There are so many variables here — size and type of the deer, the distance traveled to kill it, whether a deer is corn-fed — that the environmental cost of an "average" deer is impossible to ascertain.

But let's take a reasonable guess. First, we wonder, how much meat does a dressed-out deer yield, and how many calories does that meat contain? Then, how does that compare to the investment of resources required to produce a comparable nutritional yield from beef?

Actually, the beef question is the simplest. David Pimentel, a professor of ecology and agricultural sciences at Cornell University and an expert on energy inputs and benefits in food, cites the Department of Agriculture's figure of 40 kilocalories (a kilocalorie, or kcal, is 1,000 calories) of fossil fuels in each kcal of beef protein. "It's not insignificant," he says.

A kilogram of raw ground beef contains about 2,540 kcal, with 880 kcal of that coming from the protein, and a gallon of gas contains roughly 30,000 kcal. Our math says that kg of beef (about 2.2 pounds) requires a calorie transfer from fossil fuels equal to about 1.2 gallons of gas.

Wild game venison, by contrast, requires only that a deer be allowed to roam freely until such time as he or she is shot. Unless you're feeding it corn, the net fossil fuel input to raise a doe or buck is zero. But how many kcal will that deer provide a hungry hunter?

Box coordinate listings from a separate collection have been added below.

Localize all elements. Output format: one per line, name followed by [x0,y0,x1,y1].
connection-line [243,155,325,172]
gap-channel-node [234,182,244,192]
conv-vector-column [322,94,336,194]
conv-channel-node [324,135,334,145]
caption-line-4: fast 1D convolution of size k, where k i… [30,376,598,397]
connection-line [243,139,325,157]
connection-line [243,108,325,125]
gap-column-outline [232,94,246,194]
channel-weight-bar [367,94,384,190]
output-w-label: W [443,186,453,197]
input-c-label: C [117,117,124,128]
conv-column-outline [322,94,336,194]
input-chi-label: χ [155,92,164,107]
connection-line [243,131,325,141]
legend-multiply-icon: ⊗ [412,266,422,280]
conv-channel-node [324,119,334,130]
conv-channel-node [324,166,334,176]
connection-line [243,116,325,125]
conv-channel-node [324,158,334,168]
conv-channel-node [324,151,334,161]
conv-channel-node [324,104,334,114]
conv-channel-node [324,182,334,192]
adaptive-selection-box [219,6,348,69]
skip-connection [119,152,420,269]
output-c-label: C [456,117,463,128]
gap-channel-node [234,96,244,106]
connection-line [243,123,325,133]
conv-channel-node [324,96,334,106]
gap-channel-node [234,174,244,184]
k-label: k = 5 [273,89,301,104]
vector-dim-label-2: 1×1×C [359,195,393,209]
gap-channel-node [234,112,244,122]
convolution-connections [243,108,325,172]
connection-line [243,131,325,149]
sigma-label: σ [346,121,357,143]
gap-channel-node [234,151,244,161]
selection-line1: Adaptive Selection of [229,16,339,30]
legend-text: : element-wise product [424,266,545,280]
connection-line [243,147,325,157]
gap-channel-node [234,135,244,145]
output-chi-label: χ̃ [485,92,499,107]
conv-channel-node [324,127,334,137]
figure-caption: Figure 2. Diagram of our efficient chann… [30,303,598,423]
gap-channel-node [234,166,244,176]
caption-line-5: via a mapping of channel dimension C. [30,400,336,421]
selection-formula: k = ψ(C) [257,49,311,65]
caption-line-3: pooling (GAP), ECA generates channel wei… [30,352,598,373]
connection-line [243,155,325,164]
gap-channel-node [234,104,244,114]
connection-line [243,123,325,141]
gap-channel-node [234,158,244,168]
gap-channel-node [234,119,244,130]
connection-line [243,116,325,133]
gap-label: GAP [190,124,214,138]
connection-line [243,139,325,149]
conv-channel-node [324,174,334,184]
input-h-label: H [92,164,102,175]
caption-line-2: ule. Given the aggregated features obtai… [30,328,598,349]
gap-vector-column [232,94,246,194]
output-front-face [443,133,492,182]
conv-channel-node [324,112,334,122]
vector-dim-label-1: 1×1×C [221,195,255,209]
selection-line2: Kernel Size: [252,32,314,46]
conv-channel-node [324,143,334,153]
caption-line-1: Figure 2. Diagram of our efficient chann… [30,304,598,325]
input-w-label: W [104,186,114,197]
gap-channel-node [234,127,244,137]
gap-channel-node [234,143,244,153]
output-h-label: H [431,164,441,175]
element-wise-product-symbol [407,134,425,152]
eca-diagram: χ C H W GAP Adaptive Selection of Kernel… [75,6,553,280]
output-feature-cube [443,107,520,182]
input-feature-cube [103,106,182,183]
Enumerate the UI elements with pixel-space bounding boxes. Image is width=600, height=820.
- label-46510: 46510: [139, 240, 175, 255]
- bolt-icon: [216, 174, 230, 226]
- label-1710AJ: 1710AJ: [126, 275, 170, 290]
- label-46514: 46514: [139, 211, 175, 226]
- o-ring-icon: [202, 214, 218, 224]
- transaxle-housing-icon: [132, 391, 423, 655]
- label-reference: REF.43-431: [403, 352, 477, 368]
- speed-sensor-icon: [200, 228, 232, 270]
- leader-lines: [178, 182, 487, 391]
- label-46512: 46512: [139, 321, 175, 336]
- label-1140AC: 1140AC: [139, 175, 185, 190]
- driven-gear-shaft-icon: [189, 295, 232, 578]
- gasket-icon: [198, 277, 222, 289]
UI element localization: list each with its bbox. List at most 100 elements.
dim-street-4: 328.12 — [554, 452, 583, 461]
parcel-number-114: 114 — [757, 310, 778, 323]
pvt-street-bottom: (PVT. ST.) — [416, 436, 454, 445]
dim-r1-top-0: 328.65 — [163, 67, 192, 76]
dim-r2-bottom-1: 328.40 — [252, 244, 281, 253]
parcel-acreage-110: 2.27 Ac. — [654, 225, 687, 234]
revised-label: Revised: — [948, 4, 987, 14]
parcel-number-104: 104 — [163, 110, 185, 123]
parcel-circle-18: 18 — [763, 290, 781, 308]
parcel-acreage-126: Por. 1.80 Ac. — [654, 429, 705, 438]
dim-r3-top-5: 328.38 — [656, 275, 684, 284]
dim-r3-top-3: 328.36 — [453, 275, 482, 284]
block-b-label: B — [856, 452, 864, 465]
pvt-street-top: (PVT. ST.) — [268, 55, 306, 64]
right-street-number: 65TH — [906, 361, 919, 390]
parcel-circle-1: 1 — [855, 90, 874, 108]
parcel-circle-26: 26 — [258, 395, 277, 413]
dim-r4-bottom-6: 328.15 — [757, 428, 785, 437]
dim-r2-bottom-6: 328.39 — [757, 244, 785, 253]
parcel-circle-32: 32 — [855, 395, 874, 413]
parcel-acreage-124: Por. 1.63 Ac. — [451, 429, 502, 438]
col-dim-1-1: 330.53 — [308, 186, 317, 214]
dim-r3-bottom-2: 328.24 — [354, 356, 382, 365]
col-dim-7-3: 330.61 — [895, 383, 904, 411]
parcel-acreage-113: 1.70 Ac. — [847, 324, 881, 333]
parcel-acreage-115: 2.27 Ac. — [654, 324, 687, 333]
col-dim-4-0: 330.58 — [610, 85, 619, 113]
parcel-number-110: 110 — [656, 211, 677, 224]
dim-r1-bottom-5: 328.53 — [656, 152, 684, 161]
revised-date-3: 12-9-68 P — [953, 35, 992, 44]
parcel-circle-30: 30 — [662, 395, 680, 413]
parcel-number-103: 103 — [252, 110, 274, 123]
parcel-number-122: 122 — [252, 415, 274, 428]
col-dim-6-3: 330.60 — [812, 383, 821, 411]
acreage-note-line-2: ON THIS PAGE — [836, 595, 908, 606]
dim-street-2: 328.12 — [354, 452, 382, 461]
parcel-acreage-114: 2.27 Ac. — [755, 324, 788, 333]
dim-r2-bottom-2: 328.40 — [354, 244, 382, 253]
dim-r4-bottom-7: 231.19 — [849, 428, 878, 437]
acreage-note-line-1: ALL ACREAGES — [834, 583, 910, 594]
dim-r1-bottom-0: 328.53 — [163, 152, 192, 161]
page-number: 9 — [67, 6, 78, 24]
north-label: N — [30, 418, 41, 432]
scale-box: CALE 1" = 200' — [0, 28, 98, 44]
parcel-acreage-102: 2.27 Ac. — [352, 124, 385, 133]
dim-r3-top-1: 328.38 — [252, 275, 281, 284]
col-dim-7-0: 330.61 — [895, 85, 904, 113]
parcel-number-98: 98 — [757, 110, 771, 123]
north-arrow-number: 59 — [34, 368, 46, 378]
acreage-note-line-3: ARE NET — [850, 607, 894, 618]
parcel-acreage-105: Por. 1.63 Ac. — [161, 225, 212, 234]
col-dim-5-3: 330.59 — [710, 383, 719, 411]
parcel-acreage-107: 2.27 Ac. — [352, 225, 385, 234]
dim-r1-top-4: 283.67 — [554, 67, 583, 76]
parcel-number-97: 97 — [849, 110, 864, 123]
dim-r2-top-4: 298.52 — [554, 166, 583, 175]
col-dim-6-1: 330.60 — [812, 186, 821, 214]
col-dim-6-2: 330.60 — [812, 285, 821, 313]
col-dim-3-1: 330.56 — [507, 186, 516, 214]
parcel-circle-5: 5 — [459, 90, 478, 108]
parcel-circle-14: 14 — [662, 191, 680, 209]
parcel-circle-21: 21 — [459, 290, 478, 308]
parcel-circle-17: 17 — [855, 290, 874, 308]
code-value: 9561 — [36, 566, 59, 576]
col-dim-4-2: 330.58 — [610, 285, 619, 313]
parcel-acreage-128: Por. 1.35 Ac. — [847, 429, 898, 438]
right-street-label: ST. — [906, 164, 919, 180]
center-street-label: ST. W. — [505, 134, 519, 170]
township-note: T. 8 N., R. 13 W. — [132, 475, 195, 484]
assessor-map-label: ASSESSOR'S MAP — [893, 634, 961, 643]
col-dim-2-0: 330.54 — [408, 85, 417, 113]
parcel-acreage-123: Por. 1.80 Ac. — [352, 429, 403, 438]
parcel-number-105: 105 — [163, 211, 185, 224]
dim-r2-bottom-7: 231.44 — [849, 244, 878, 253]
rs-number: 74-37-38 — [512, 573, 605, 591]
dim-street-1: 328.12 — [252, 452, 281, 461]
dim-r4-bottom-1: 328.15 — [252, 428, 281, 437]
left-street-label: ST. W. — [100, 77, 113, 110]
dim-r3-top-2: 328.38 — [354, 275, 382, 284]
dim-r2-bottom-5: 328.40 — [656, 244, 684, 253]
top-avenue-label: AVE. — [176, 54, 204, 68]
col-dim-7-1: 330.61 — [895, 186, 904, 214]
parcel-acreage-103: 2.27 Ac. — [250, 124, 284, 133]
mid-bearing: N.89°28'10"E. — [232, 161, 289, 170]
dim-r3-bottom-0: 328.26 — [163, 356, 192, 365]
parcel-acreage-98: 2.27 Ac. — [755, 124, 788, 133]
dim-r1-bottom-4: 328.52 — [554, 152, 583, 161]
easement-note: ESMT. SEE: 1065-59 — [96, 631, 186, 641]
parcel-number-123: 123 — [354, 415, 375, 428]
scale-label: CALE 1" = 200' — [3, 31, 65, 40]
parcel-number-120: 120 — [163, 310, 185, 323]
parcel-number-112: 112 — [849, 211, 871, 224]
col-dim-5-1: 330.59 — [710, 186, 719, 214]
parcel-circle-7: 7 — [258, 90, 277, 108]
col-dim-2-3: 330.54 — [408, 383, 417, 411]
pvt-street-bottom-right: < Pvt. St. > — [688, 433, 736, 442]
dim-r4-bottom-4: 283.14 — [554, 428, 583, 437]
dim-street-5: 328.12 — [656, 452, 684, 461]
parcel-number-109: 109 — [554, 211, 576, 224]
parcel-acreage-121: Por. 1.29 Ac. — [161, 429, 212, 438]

Again, that number will vary tremendously, so ESPNOutdoors.com called deer processors in Colorado, Tennessee, Pennsylvania, Oklahoma and Ohio for their guesses. According to those processors, a typical ratio of edible meat from a dressed carcass is 50 to 60 percent, depending on the size of the deer and the skill with which it was shot and field-dressed.

Reached at Warner's Deer Processing in Richwood, Ohio, second-generation processor Charles Warner said he had butchered a large deer that morning that yielded 66 percent of the carcass weight as meat.

"That was exceptional," Warner said. "You could figure roughly 60 percent would be average. We've had them as low as 35 pounds and as high as 208."

So figure on 60 percent of a good-sized deer carcass — which, to pick a realistic round number, might weigh 100 pounds. Sixty pounds of raw, ground venison, at the Department of Agriculture's listed 214 grams of protein per kg, would yield nearly 6 kg of protein for the dinner table.

The equivalent amount of protein from ground beef would require 26 kg of meat. Each of those kg, remember, requires the fossil fuel equivalent of 1.2 gallons of gas to manufacture — or about 30 gallons of gas for 58 pounds of beef.

In other words, as long as you're burning less than a half-a-gallon of gas for each pound of wild venison you harvest instead of beef, you're conserving petroleum — and the carbon emissions and other environmental degradations that come with its use.

"It's not a big leap mentally to see the extension from gardening and farmer's markets to hunting local foods," Rinella says. "I think that's going to be a big part of hunting in the future is going to be that mentality. That'll be something that people give as an example of why they hunt. Ten years ago, no one would have said, 'Because it uses less resources and because it's a sustainable source of protein.'"

That attitude may have been a while in coming. But so long as you're not driving or flying all over creation to take a deer — or an elk, or a moose, or a turkey — that trophy buck in your sights makes for some highly prudent protein.